As for sanctions: Not only did U.S. sanctions against Pakistan in the 1990s fail to curtail its nuclear program, but also Pakistan’s takeaway was to hedge against future American abandonment — which in turn partly contributed to its dual-track policy after 2001.

What’s more, a wealth of evidence shows broad-based sanctions make for ineffective foreign policy. And their effect is limited when other countries don’t sign on. More effective and multilateral tools exist to shape Pakistan’s behavior, like the Financial Action Task Force, an international watchdog monitoring terrorist financing. Its graylisting of Pakistan in 2018 prompted the country to crack down on Lashkar-e-Taiba and other jihadist groups.
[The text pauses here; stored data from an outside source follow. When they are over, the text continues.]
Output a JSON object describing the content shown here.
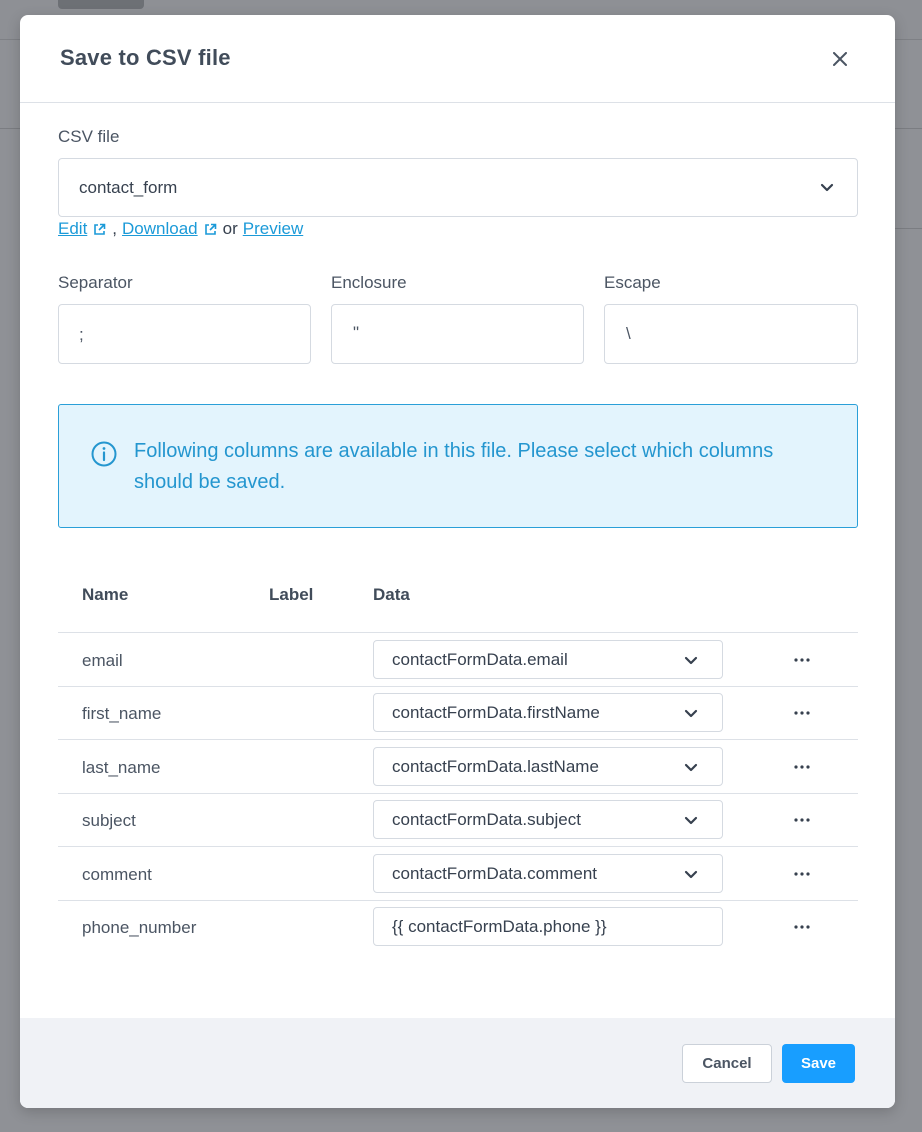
{
  "dialog": {
    "title": "Save to CSV file"
  },
  "csv_file": {
    "label": "CSV file",
    "value": "contact_form"
  },
  "links": {
    "edit": "Edit",
    "comma": ",",
    "download": "Download",
    "or": "or",
    "preview": "Preview"
  },
  "separator": {
    "label": "Separator",
    "value": ";"
  },
  "enclosure": {
    "label": "Enclosure",
    "value": "\""
  },
  "escape": {
    "label": "Escape",
    "value": "\\"
  },
  "info": {
    "message": "Following columns are available in this file. Please select which columns should be saved."
  },
  "table": {
    "headers": {
      "name": "Name",
      "label": "Label",
      "data": "Data"
    },
    "rows": [
      {
        "name": "email",
        "data": "contactFormData.email",
        "type": "select"
      },
      {
        "name": "first_name",
        "data": "contactFormData.firstName",
        "type": "select"
      },
      {
        "name": "last_name",
        "data": "contactFormData.lastName",
        "type": "select"
      },
      {
        "name": "subject",
        "data": "contactFormData.subject",
        "type": "select"
      },
      {
        "name": "comment",
        "data": "contactFormData.comment",
        "type": "select"
      },
      {
        "name": "phone_number",
        "data": "{{ contactFormData.phone }}",
        "type": "input"
      }
    ]
  },
  "footer": {
    "cancel_label": "Cancel",
    "save_label": "Save"
  },
  "colors": {
    "accent": "#189eff",
    "link": "#1b9ad8",
    "info_bg": "#e3f4fd",
    "info_border": "#2a9fd8"
  }
}
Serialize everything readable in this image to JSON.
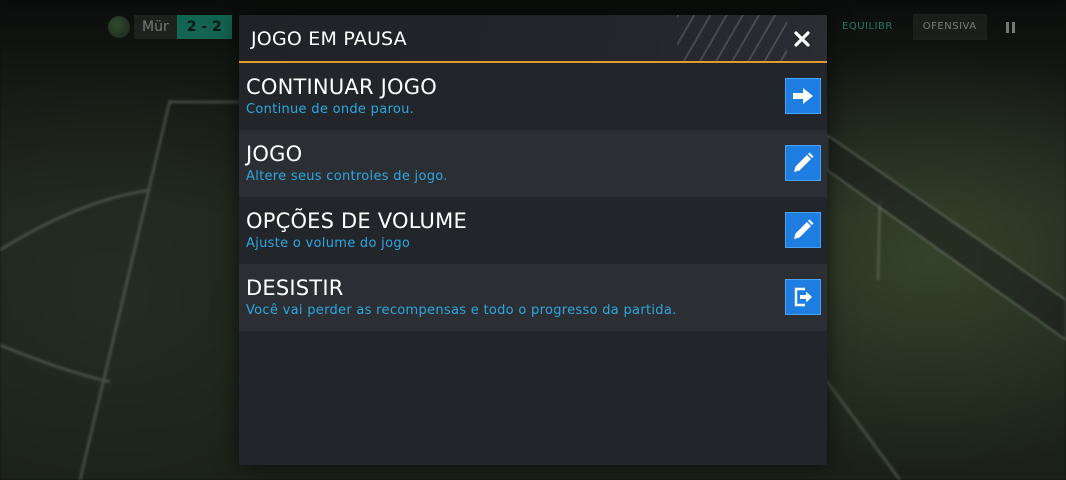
{
  "hud": {
    "team_label": "Mür",
    "score": "2 - 2",
    "tactics": [
      "EQUILIBR",
      "OFENSIVA"
    ]
  },
  "dialog": {
    "title": "JOGO EM PAUSA",
    "close_icon": "close-icon",
    "items": [
      {
        "title": "CONTINUAR JOGO",
        "description": "Continue de onde parou.",
        "icon": "arrow-right-icon"
      },
      {
        "title": "JOGO",
        "description": "Altere seus controles de jogo.",
        "icon": "pencil-icon"
      },
      {
        "title": "OPÇÕES DE VOLUME",
        "description": "Ajuste o volume do jogo",
        "icon": "pencil-icon"
      },
      {
        "title": "DESISTIR",
        "description": "Você vai perder as recompensas e todo o progresso da partida.",
        "icon": "exit-icon"
      }
    ]
  },
  "colors": {
    "accent_orange": "#e19a2c",
    "action_blue": "#1e7de0",
    "description_blue": "#2ea6e0",
    "score_teal": "#18a88a"
  }
}
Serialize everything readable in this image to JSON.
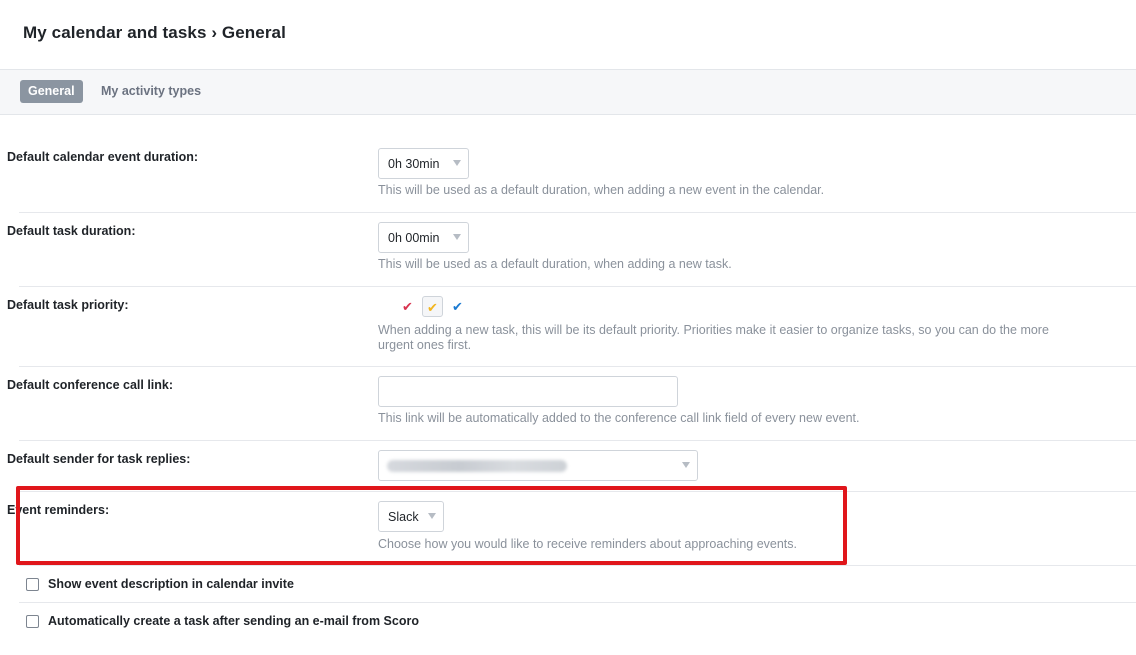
{
  "header": {
    "title": "My calendar and tasks › General"
  },
  "tabs": [
    {
      "label": "General",
      "active": true
    },
    {
      "label": "My activity types",
      "active": false
    }
  ],
  "settings": {
    "event_duration": {
      "label": "Default calendar event duration:",
      "value": "0h 30min",
      "hint": "This will be used as a default duration, when adding a new event in the calendar."
    },
    "task_duration": {
      "label": "Default task duration:",
      "value": "0h 00min",
      "hint": "This will be used as a default duration, when adding a new task."
    },
    "task_priority": {
      "label": "Default task priority:",
      "options": [
        {
          "icon": "check-icon",
          "color": "#d8344f",
          "selected": false
        },
        {
          "icon": "check-icon",
          "color": "#f2b51f",
          "selected": true
        },
        {
          "icon": "check-icon",
          "color": "#1a7ad1",
          "selected": false
        }
      ],
      "hint_line1": "When adding a new task, this will be its default priority. Priorities make it easier to organize tasks, so you can do the more",
      "hint_line2": "urgent ones first."
    },
    "conference_link": {
      "label": "Default conference call link:",
      "value": "",
      "hint": "This link will be automatically added to the conference call link field of every new event."
    },
    "task_reply_sender": {
      "label": "Default sender for task replies:"
    },
    "event_reminders": {
      "label": "Event reminders:",
      "value": "Slack",
      "hint": "Choose how you would like to receive reminders about approaching events."
    }
  },
  "checkboxes": [
    {
      "label": "Show event description in calendar invite",
      "checked": false
    },
    {
      "label": "Automatically create a task after sending an e-mail from Scoro",
      "checked": false
    }
  ],
  "colors": {
    "highlight_border": "#e0161b",
    "active_tab_bg": "#8b95a1",
    "hint_text": "#8a919b"
  }
}
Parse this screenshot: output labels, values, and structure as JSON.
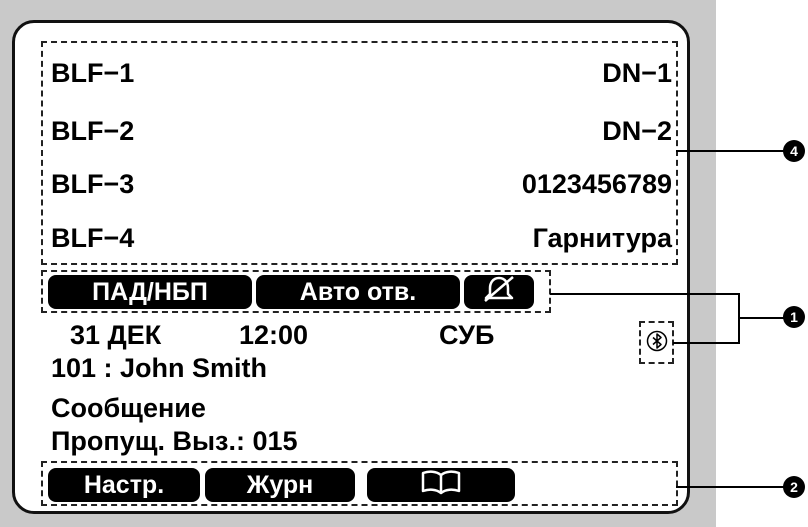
{
  "display": {
    "blf_rows": [
      {
        "left": "BLF−1",
        "right": "DN−1"
      },
      {
        "left": "BLF−2",
        "right": "DN−2"
      },
      {
        "left": "BLF−3",
        "right": "0123456789"
      },
      {
        "left": "BLF−4",
        "right": "Гарнитура"
      }
    ],
    "status_buttons": {
      "button1": "ПАД/НБП",
      "button2": "Авто отв.",
      "button3_icon": "bell-muted-icon"
    },
    "datetime": {
      "date": "31 ДЕК",
      "time": "12:00",
      "day": "СУБ"
    },
    "bluetooth_icon": "bluetooth-icon",
    "user_line": "101 : John Smith",
    "message_line": "Сообщение",
    "missed_calls": "Пропущ. Выз.: 015",
    "softkeys": {
      "key1": "Настр.",
      "key2": "Журн",
      "key3_icon": "book-icon"
    }
  },
  "callouts": [
    "4",
    "1",
    "2"
  ]
}
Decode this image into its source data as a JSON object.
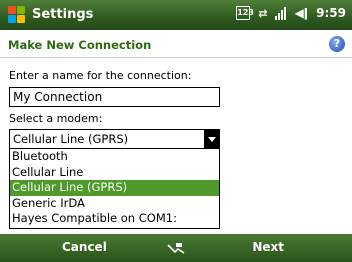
{
  "titlebar": {
    "app_title": "Settings",
    "time": "9:59",
    "icons": [
      "windows-start-icon",
      "input-panel-icon",
      "connectivity-arrows-icon",
      "signal-icon",
      "speaker-icon"
    ],
    "input_icon_text": "123",
    "colors": {
      "bar": "#2d5a1e",
      "text": "#ffffff"
    }
  },
  "header": {
    "title": "Make New Connection",
    "help_icon": "help-icon",
    "help_glyph": "?",
    "title_color": "#2d6b12"
  },
  "form": {
    "name_label": "Enter a name for the connection:",
    "name_value": "My Connection",
    "modem_label": "Select a modem:",
    "modem_selected": "Cellular Line (GPRS)",
    "modem_options": [
      {
        "label": "Bluetooth",
        "selected": false
      },
      {
        "label": "Cellular Line",
        "selected": false
      },
      {
        "label": "Cellular Line (GPRS)",
        "selected": true
      },
      {
        "label": "Generic IrDA",
        "selected": false
      },
      {
        "label": "Hayes Compatible on COM1:",
        "selected": false
      }
    ],
    "highlight_color": "#4e9a2a"
  },
  "softkeys": {
    "left": "Cancel",
    "right": "Next",
    "center_icon": "keyboard-icon"
  }
}
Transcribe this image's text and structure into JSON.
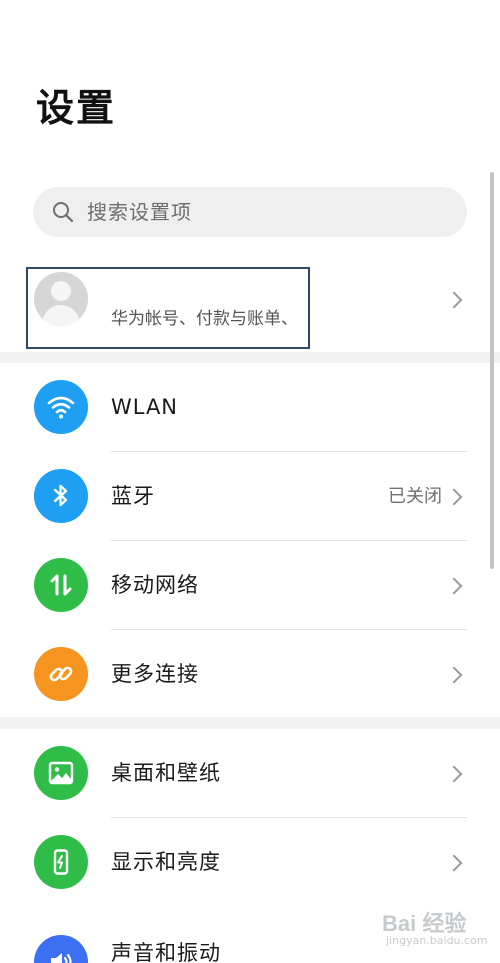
{
  "page": {
    "title": "设置"
  },
  "search": {
    "placeholder": "搜索设置项",
    "icon": "search-icon"
  },
  "account": {
    "subtitle": "华为帐号、付款与账单、"
  },
  "sections": [
    {
      "items": [
        {
          "id": "wlan",
          "label": "WLAN",
          "value": "",
          "icon": "wifi-icon",
          "color": "#1e9ff2"
        },
        {
          "id": "bluetooth",
          "label": "蓝牙",
          "value": "已关闭",
          "icon": "bluetooth-icon",
          "color": "#1e9ff2"
        },
        {
          "id": "mobile-network",
          "label": "移动网络",
          "value": "",
          "icon": "mobile-data-icon",
          "color": "#2fbd48"
        },
        {
          "id": "more-connections",
          "label": "更多连接",
          "value": "",
          "icon": "link-icon",
          "color": "#f5941e"
        }
      ]
    },
    {
      "items": [
        {
          "id": "wallpaper",
          "label": "桌面和壁纸",
          "value": "",
          "icon": "picture-icon",
          "color": "#2fbd48"
        },
        {
          "id": "display",
          "label": "显示和亮度",
          "value": "",
          "icon": "display-brightness-icon",
          "color": "#2fbd48"
        },
        {
          "id": "sound",
          "label": "声音和振动",
          "value": "",
          "icon": "speaker-icon",
          "color": "#3d6ff2"
        }
      ]
    }
  ],
  "watermark": {
    "brand": "Bai 经验",
    "sub": "jingyan.baidu.com"
  }
}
To be fair, shifting the U.S. approach to Pakistan wholesale will not be easy. Decades of American policy have seen Pakistan squarely through the Afghanistan prism, and government inertia makes change difficult. Mr. Biden’s focus is on the Indo-Pacific. Critical statements by Pakistan’s Prime Minister Imran Khan regarding the United States haven’t gone over well in Washington, and his move to skip Mr. Biden’s summit for democracy may have left a sour taste. Pakistan’s military won’t be happy. But such a policy change is possible, if done deliberately and done right.

This shift would be in line with the Biden administration’s foreign policy frame of great power competition, helpfully keeping Pakistan from gravitating further toward China.

Pakistan is simultaneously important and complicated. There is no magic bullet when it comes to reimagining a new policy, but the United States now has an opportunity to steer the relationship in a potentially more productive direction. Washington should give it a shot.

Madiha Afzal (@MadihaAfzal) is a fellow at the Brookings Institution. Her research focuses on America’s relationships with Pakistan and Afghanistan and on Pakistan’s politics and policy. She is the author of “Pakistan Under Siege: Extremism, Society, and the State.”